Acórdão do Tribunal da Relação de Lisboa
Processo:
9020/2007-6
Relator: GRANJA DA FONSECA
Descritores: INVENTÁRIO
CONTA CONJUNTA
CREDOR
Nº do Documento: RL
Data do Acordão: 12/19/2007
Votação: UNANIMIDADE
Texto Integral: S
Meio Processual: AGRAVO
Decisão: CONFIRMADA A DECISÃO
Sumário: 1 – É ao momento da abertura da sucessão que se deve atender para saber quais os bens existentes no património do autor da sucessão e qual o valor desses bens para efeitos do cálculo da porção legitimária.
2 – Sendo a conta bancária colectiva ou conjunta, cada um dos co – titulares tem plena liberdade de movimentação a débito e a crédito, não carecendo para tanto de autorização ou ratificação por parte do outro ou dos outros depositantes ou co – titulares até completa absorção do saldo.
3 – Assim, tendo sido aberta uma conta colectiva ou conjunta numa instituição bancária em nome da inventariada e de sua filha, tendo qualquer delas plena liberdade de movimentação a crédito e a débito, é irrelevante saber se a proprietária dos capitais depositados era apenas a inventariada, atendendo a que, à data da sua morte, não havia quaisquer importâncias depositadas.
4 – O depositante, como credor solidário, tem apenas um direito de crédito, isto é, o direito de exigir a entrega da importância do depósito mas esse direito não pode confundir-se com a propriedade da coisa depositada.
5 – A ter havido uma doação da importância reclamada aos netos da inventariada, por parte desta, tal importância não estará sujeita à colação, uma vez que, na data da liberalidade, a presuntiva herdeira legitimária era a mãe destes.
6 – Ainda que a doação tivesse sido feita à recorrida, o que teria de ser provado pelo reclamante, essa liberalidade estaria dispensada da colação por força da lei, já que estaríamos perante uma doação com “traditio rei”, sendo apenas imputável na quota disponível.
GF
Decisão Texto Integral: Acordam no Tribunal da Relação de Lisboa:
1.
No Inventário Judicial, a correr termos no 4º Juízo Cível do Tribunal de Família e Menores e Juízos Cíveis de Sintra, em que é cabeça de casal [Maria] e interessado [José], tendo este sido notificado da relação de bens apresentada pela cabeça de casal, veio este reclamar, acusando a falta de relacionação de um alegado depósito bancário na titularidade da inventariada, no montante de € 31.726,32, constituído por depósito à ordem, aplicações de prazo fixo e fundos de investimento afectos à conta 5-2425807 do BPI.
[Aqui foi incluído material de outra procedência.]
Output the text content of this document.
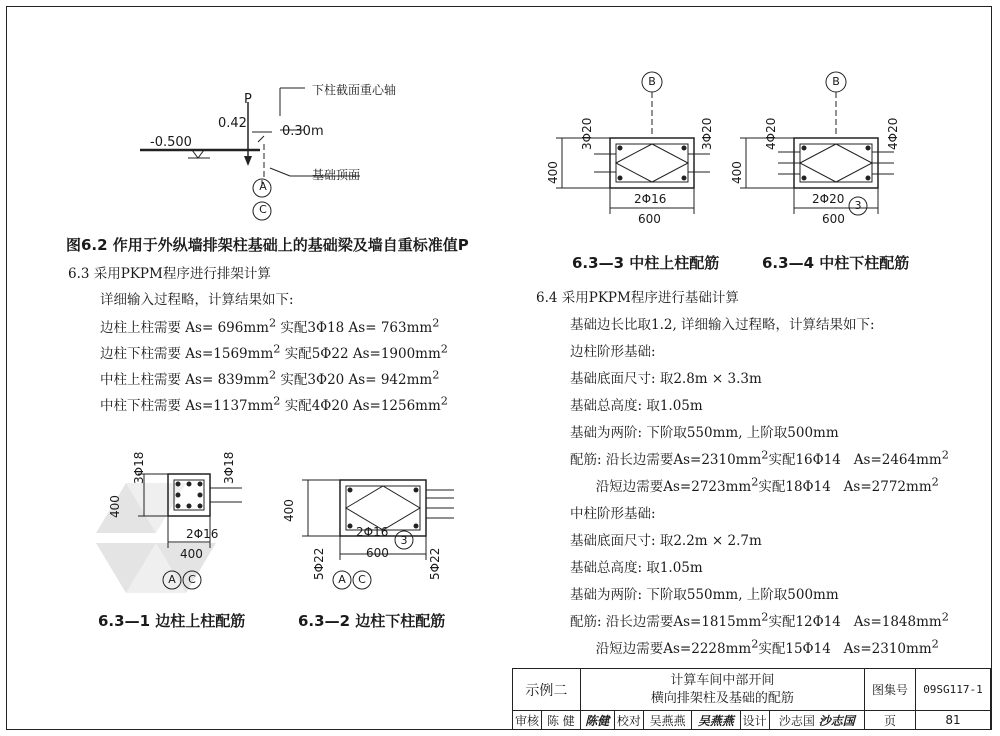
P
下柱截面重心轴
0.42
0.30m
-0.500
基础顶面
A
C
图6.2 作用于外纵墙排架柱基础上的基础梁及墙自重标准值P
6.3 采用PKPM程序进行排架计算
详细输入过程略，计算结果如下:
边柱上柱需要 $As= 696mm^2$ 实配3Φ18 $As= 763mm^2$
边柱下柱需要 $As=1569mm^2$ 实配5Φ22 $As=1900mm^2$
中柱上柱需要 $As= 839mm^2$ 实配3Φ20 $As= 942mm^2$
中柱下柱需要 $As=1137mm^2$ 实配4Φ20 $As=1256mm^2$
3Φ18	3Φ18
400
2Φ16
400
A C
6.3—1 边柱上柱配筋
400
2Φ16
3
600
5Φ22	5Φ22
A C
6.3—2 边柱下柱配筋
B
3Φ20	3Φ20
400
2Φ16
600
6.3—3 中柱上柱配筋
B
4Φ20	4Φ20
400
2Φ20 3
600
6.3—4 中柱下柱配筋
6.4 采用PKPM程序进行基础计算
基础边长比取1.2, 详细输入过程略，计算结果如下:
边柱阶形基础:
基础底面尺寸: 取2.8m × 3.3m
基础总高度: 取1.05m
基础为两阶: 下阶取550mm, 上阶取500mm
配筋: 沿长边需要$As=2310mm^2$实配16Φ14   $As=2464mm^2$
沿短边需要$As=2723mm^2$实配18Φ14   $As=2772mm^2$
中柱阶形基础:
基础底面尺寸: 取2.2m × 2.7m
基础总高度: 取1.05m
基础为两阶: 下阶取550mm, 上阶取500mm
配筋: 沿长边需要$As=1815mm^2$实配12Φ14   $As=1848mm^2$
沿短边需要$As=2228mm^2$实配15Φ14   $As=2310mm^2$
示例二		计算车间中部开间
横向排架柱及基础的配筋						图集号	09SG117-1
审核	陈 健	陈健	校对	吴燕燕	吴燕燕	设计	沙志国 沙志国	页	81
Notificada para o efeito, a cabeça de casal apresentou a resposta constante de fls. 137 e seguintes, na qual afirma que a quantia que se encontrava depositada na conta 5-2425807 do BPI não pertencia na totalidade à inventariada, mas também à cabeça de casal, tendo a inventariada procedido ao levantamento da parte que lhe pertencia, a qual doou, em vida, aos seus dois netos.
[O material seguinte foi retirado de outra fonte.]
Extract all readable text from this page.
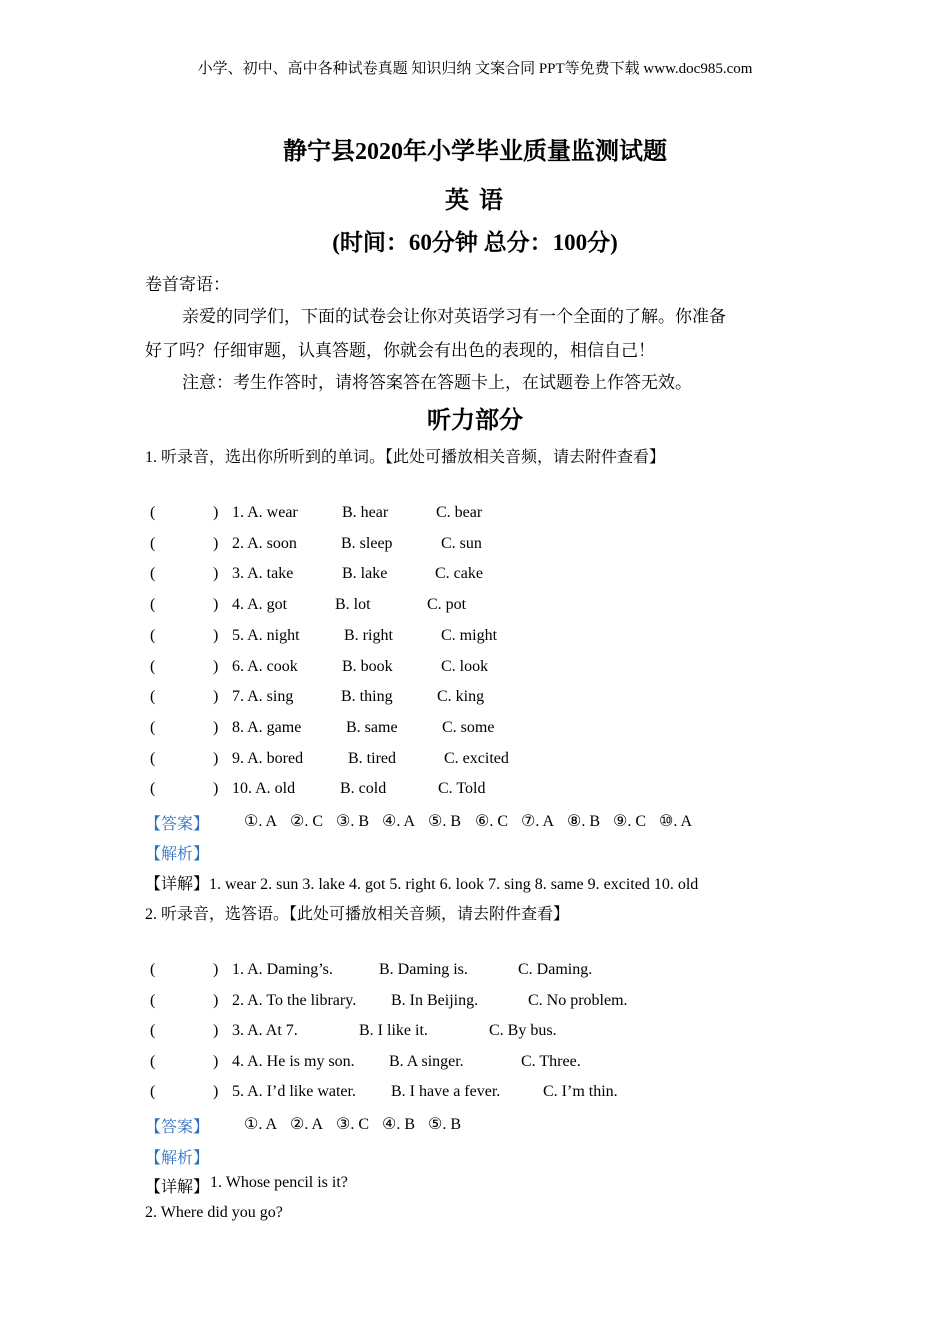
小学、初中、高中各种试卷真题 知识归纳 文案合同 PPT等免费下载 www.doc985.com
静宁县2020年小学毕业质量监测试题
英 语
(时间：60分钟 总分：100分)
卷首寄语：
亲爱的同学们，下面的试卷会让你对英语学习有一个全面的了解。你准备
好了吗？仔细审题，认真答题，你就会有出色的表现的，相信自己！
注意：考生作答时，请将答案答在答题卡上，在试题卷上作答无效。
听力部分
1. 听录音，选出你所听到的单词。【此处可播放相关音频，请去附件查看】
(	) 1. A. wear	B. hear	C. bear
(	) 2. A. soon	B. sleep	C. sun
(	) 3. A. take	B. lake	C. cake
(	) 4. A. got	B. lot	C. pot
(	) 5. A. night	B. right	C. might
(	) 6. A. cook	B. book	C. look
(	) 7. A. sing	B. thing	C. king
(	) 8. A. game	B. same	C. some
(	) 9. A. bored	B. tired	C. excited
(	) 10. A. old	B. cold	C. Told
【答案】 ①. A ②. C ③. B ④. A ⑤. B ⑥. C ⑦. A ⑧. B ⑨. C ⑩. A
【解析】
【详解】1. wear 2. sun 3. lake 4. got 5. right 6. look 7. sing 8. same 9. excited 10. old
2. 听录音，选答语。【此处可播放相关音频，请去附件查看】
(	) 1. A. Daming’s.	B. Daming is.	C. Daming.
(	) 2. A. To the library. B. In Beijing.	C. No problem.
(	) 3. A. At 7.	B. I like it.	C. By bus.
(	) 4. A. He is my son. B. A singer.	C. Three.
(	) 5. A. I’d like water. B. I have a fever.	C. I’m thin.
【答案】 ①. A ②. A ③. C ④. B ⑤. B
【解析】
【详解】 1. Whose pencil is it?
2. Where did you go?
Tendo em conta os elementos probatórios constantes dos autos, constatou o Exc. mo Juiz poder aferir-se da situação da aludida conta e verificar-se a existência de movimentos operados em datas anteriores ao falecimento da inventariada, sendo certo que, conforme informação prestada pelo Banco, não existia qualquer verba depositada nas contas em causa à data do falecimento da inventariada.
Assim, apreciada a prova documental mencionada, considerou o Exc. mo Juiz que a inventariada não era a única titular das contas em causa e que os aludidos movimentos foram realizados antes do respectivo falecimento, concluindo não existir nenhuma verba pertencente à herança, emergente dos depósitos anteriormente existentes no Banco, a relacionar no âmbito deste inventário.
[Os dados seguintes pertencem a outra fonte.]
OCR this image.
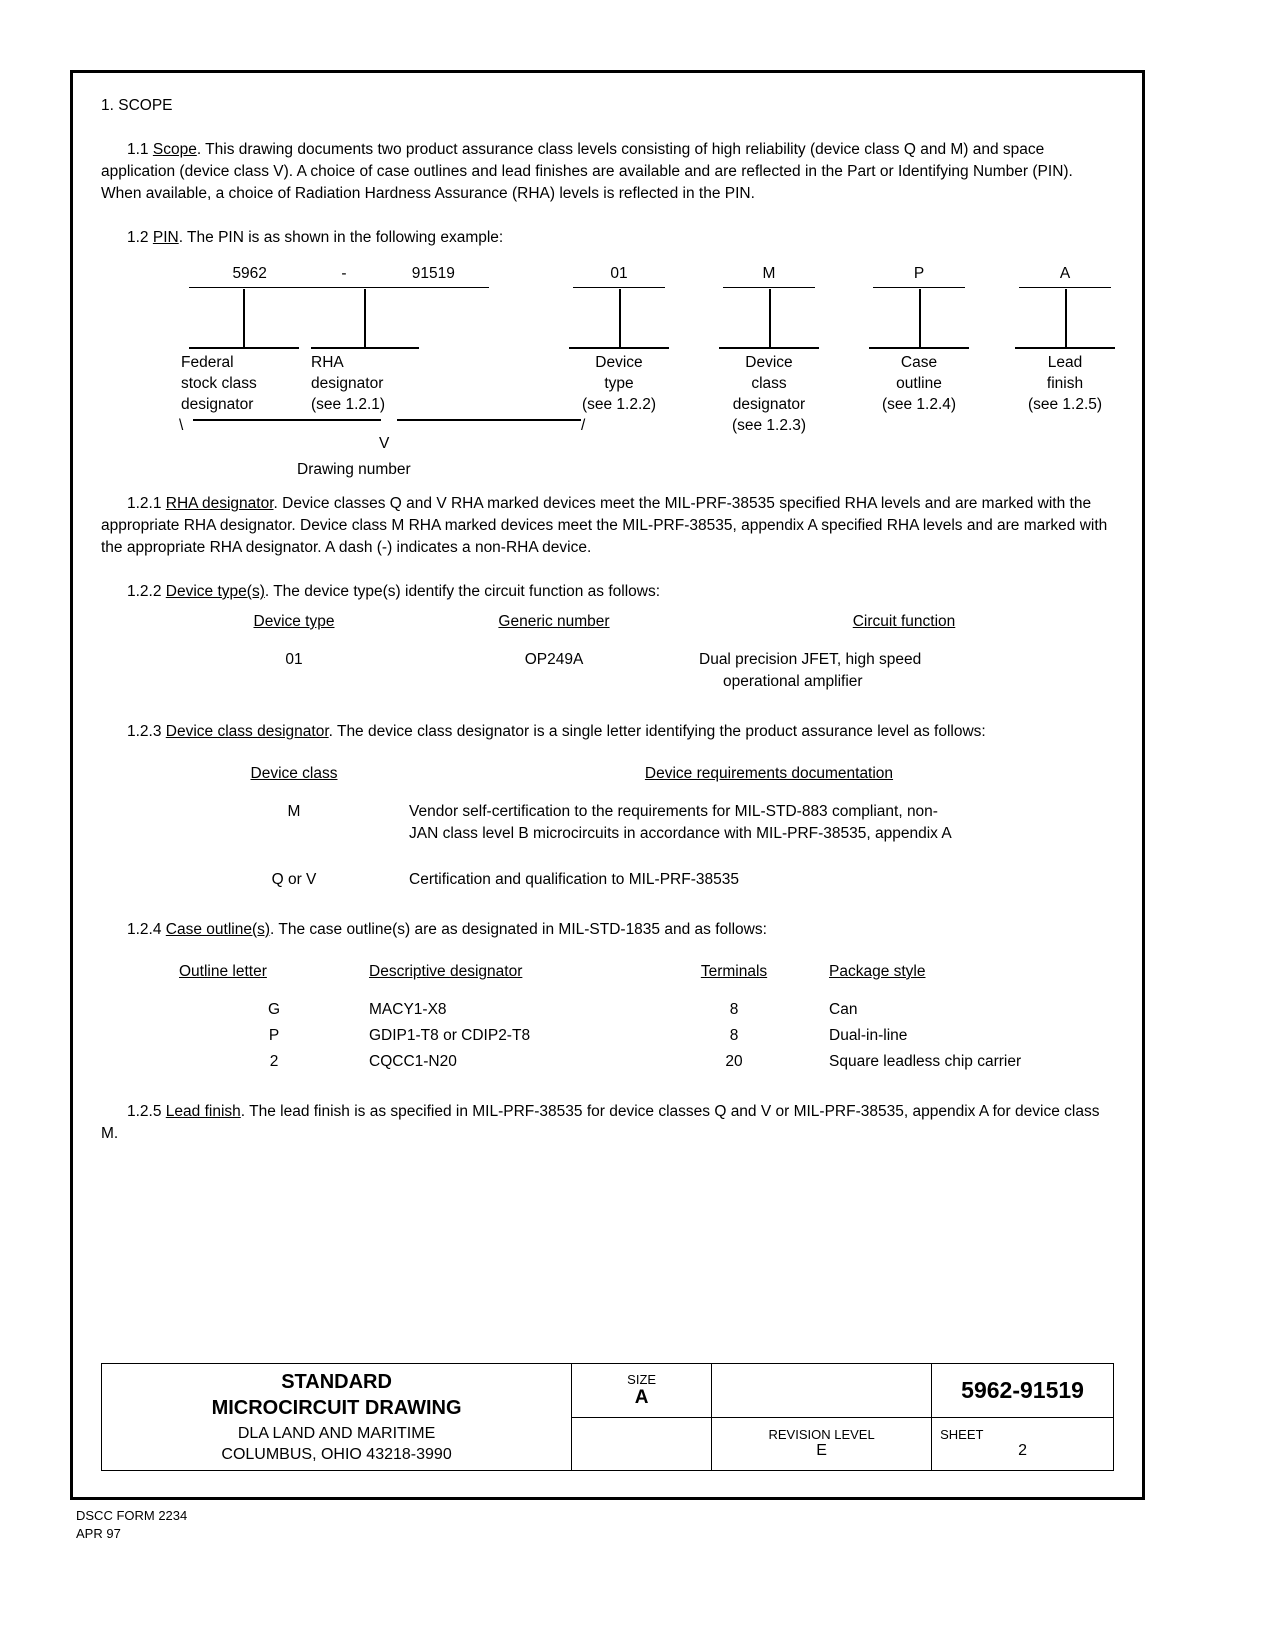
1. SCOPE
1.1 Scope. This drawing documents two product assurance class levels consisting of high reliability (device class Q and M) and space application (device class V). A choice of case outlines and lead finishes are available and are reflected in the Part or Identifying Number (PIN). When available, a choice of Radiation Hardness Assurance (RHA) levels is reflected in the PIN.
1.2 PIN. The PIN is as shown in the following example:
5962	-	91519	01	M	P	A
Federal
stock class
designator
RHA
designator
(see 1.2.1)
Device
type
(see 1.2.2)
Device
class
designator
(see 1.2.3)
Case
outline
(see 1.2.4)
Lead
finish
(see 1.2.5)
\	/
V
Drawing number
1.2.1 RHA designator. Device classes Q and V RHA marked devices meet the MIL-PRF-38535 specified RHA levels and are marked with the appropriate RHA designator. Device class M RHA marked devices meet the MIL-PRF-38535, appendix A specified RHA levels and are marked with the appropriate RHA designator. A dash (-) indicates a non-RHA device.
1.2.2 Device type(s). The device type(s) identify the circuit function as follows:
Device type	Generic number	Circuit function
01	OP249A	Dual precision JFET, high speed
operational amplifier
1.2.3 Device class designator. The device class designator is a single letter identifying the product assurance level as follows:
Device class	Device requirements documentation
M	Vendor self-certification to the requirements for MIL-STD-883 compliant, non-
JAN class level B microcircuits in accordance with MIL-PRF-38535, appendix A

Q or V	Certification and qualification to MIL-PRF-38535
1.2.4 Case outline(s). The case outline(s) are as designated in MIL-STD-1835 and as follows:
Outline letter	Descriptive designator	Terminals	Package style
G	MACY1-X8	8	Can
P	GDIP1-T8 or CDIP2-T8	8	Dual-in-line
2	CQCC1-N20	20	Square leadless chip carrier
1.2.5 Lead finish. The lead finish is as specified in MIL-PRF-38535 for device classes Q and V or MIL-PRF-38535, appendix A for device class M.
STANDARD
MICROCIRCUIT DRAWING
DLA LAND AND MARITIME
COLUMBUS, OHIO 43218-3990
SIZE
A	5962-91519
REVISION LEVEL
E
SHEET
2
DSCC FORM 2234
APR 97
Julgou, assim, improcedente a reclamação à relação de bens apresentada, na parte respeitante à falta de relacionação do referido depósito bancário.

Inconformado, recorreu o interessado [José], formulando as seguintes conclusões:
1ª – Foi apresentada pelo ora Recorrente reclamação contra a relação de bens por falta de relacionação do valor de € 31.726,32 resultante de um depósito bancário no BPI, cuja existência a Cabeça de Casal não confessou.
2ª – O Tribunal deve pronunciar-se sobre a existência do bem e sobre a pertinência da sua relacionação, depois de efectuadas as necessárias diligências probatórias, a requerimento das partes e até por sua própria iniciativa.
3ª – Contudo, o Tribunal não mandou produzir toda a prova oferecida, não tendo ouvido a testemunha arrolada pelo ora Recorrente.
4ª – E não tomou em conta toda a prova documental produzida, não tendo considerado dois documentos comprovativos de movimentos bancários, não impugnados pela Cabeça de Casal.
5ª – Foram, assim, violados os preceitos contidos nos n.º 3 do artigo 1349º e no n.º 2 do artigo 1344º, ambos do CPC.
6ª – Foi também violado o princípio do contraditório, uma vez que não foi dada ao ora Recorrente a possibilidade de expor cabalmente a sua posição.
7ª – E essa possibilidade foi-lhe negada em absoluto pois nem sequer foi ordenada a remessa para os meios comuns, prevista no artigo 1350º do CPC.
8ª – Foi ainda violado o artigo 515º do CPC que manda atender a todas as provas produzidas.
9ª – Mesmo que fosse possível nesta fase considerar-se a existência de uma doação, ainda assim a mesma deveria ser relacionada, nos termos dos artigos 1365º e 1367º do CPC e do n.º 1 do artigo 2162º e do artigo 2168º, ambos do Código Civil.
10ª – O despacho de que se recorre deve ser substituído por outro que se pronuncie sobre os documentos comprovativos dos movimentos bancários e que mande produzir a prova testemunhal oferecida.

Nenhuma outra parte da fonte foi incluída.